The final pieces of their dark corners had been ripped free, forced beneath the light, exposed and bleeding and bared for all eyes to see.
The fire snapped in the hearth. A book shifted and slid from the stack by the fireplace with a soft thud. Outside, snow tapped faintly against the windows.
Hazel’s hands remained in her lap for a beat too long, fingers curled loosely like she was still holding something fragile.
“I want to try, too,” she whispered, though her voice didn’t waver.
She didn’t know who moved first, not exactly.
Maybe it was both of them, pulled by something older than fear, something that hummed beneath everything they’d said and everything they hadn’t.
But Beck stood, moving slow, the joints of his body unfolding like someone moving through fog.
He crossed the room in three quiet steps, his shadow stretching across the rug like a bridge between them.
And then, he sank.
He dropped to his knees in front of her, his palms flattening against the worn, fraying rug that had belonged to her grandmother, the one she’d once played on as a child with a bowl of dry cereal and a stack of illustrated books.
The colours were faded now, the edges curling, but it still smelled faintly of hearth smoke and old wood, and somehow, in this moment, it felt like sacred ground.
Beck didn’t reach for her right away.

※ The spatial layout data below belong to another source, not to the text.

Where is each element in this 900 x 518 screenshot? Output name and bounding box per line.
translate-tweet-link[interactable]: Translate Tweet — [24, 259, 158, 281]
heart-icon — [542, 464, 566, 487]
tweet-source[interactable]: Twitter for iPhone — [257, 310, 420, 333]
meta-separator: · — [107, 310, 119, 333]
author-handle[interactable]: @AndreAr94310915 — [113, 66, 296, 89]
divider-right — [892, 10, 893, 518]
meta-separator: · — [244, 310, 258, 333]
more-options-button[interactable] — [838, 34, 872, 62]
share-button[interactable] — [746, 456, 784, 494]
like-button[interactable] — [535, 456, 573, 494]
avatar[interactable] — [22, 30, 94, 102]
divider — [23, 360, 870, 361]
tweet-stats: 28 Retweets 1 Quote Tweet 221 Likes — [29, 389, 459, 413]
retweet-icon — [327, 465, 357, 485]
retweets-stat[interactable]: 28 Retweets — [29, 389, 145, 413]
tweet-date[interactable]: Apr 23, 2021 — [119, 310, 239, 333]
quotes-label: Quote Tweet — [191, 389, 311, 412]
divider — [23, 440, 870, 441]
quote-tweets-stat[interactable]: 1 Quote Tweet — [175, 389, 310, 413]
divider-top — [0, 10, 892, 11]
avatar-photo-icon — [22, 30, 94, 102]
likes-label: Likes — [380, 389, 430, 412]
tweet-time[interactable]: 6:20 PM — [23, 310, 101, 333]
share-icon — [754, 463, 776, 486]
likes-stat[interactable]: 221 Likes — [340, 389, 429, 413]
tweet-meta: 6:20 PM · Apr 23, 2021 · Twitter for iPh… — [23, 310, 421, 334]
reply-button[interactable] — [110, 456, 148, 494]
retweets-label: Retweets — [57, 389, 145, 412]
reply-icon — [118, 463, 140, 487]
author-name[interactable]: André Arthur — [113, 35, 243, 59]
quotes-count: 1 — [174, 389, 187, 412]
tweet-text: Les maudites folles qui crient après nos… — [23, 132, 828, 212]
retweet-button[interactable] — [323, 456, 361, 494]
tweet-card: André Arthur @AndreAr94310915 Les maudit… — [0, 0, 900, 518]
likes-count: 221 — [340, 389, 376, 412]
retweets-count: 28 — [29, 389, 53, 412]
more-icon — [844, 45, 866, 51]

He just looked at her, his face tilted up toward hers, his eyes dark and steady and unbearably open.
The firelight danced across his features— shadow and gold, flicker and burn— and Hazel felt something inside her twist with such intensity it left her breathless.
His hands were on his thighs, motionless, but the air between them vibrated like a wire stretched too tight.
His closeness made her dizzy. Not with nerves, but with the sheer gravity of him, how solid he was, how still, how impossibly gentle even when kneeling on a rug that scraped against the bone.